The book I didn’t write was to be about High WASPs. As I spend far less time writing in the voice of my ancestors these days, and I know some of you liked it, it occurred to me I could post the rough book outline. And then, perhaps, over time, the actual chapters.

Or not. We’ll see. A look at the outline, however, will take all of 3 minutes, and serve as a nod to time past and confession.

TITLE: The Secrets Of America’s High WASPs, or, Life in the Subjunctive

Alternative Title: A High WASPs Guide To Life, If I Can Be So Bold

Chapter List

1. What IS a High WASP?

  1. A WASP is any White Anglo Saxon Protestant. A High WASP is a human being whose family has been in the United States long enough to make a fortune, lose a fortune, and spend an ungodly amount of time in well-known universities while so doing.
  2. In general, our families (for yes, I am one) came to the US in the Colonial Period. They farmed, they bought land, they bought more land.
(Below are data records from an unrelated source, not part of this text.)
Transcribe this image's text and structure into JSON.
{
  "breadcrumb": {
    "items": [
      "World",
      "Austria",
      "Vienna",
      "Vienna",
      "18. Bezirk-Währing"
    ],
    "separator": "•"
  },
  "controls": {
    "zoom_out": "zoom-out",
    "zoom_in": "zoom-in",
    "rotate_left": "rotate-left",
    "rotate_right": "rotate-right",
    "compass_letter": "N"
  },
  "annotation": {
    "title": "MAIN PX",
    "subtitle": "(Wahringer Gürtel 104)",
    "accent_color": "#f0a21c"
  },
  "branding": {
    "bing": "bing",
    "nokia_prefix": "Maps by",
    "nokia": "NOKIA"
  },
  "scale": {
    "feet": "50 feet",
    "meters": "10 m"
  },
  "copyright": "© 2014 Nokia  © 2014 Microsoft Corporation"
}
They moved to the cities, where they participated in the first great swell of American wealth.
  3. A High WASP is not, necessarily, a preppy. Tad Friend says so.
    1. We might say, Preppy is optional, High WASP irrevocable.
    2. Preppy is about the gear, the schooling. High WASP is about the family, the aesthetic, the code of conduct, and that little voice that says, “You have not done a good enough job.”

2. High WASPs: Do I Care At All?

  1. Why might you care? Maybe you like to see how the mighty have fallen. No shame in that. Mighty people are often quite dreadful.
  2. You find navy blue seductive.
  3. You believe in America, and yet you think the flag belongs to everyone.
  4. You wonder, sometimes, what happened to the social contract, to delayed gratification, to showing up on time. You wonder, what about good taste?
  5. However, you don’t miss wearing white gloves to the city. That was truly unnecessary.

3. High WASP Men And Women: Do They Differ?

  1. High WASP men often have very square jaws.
  2. High WASP women are neither sexy nor powerful. Why?
  3. Related: What is a lady?

4. How Do High WASPs Live? Does Everyone Own a Mansion in Connecticut?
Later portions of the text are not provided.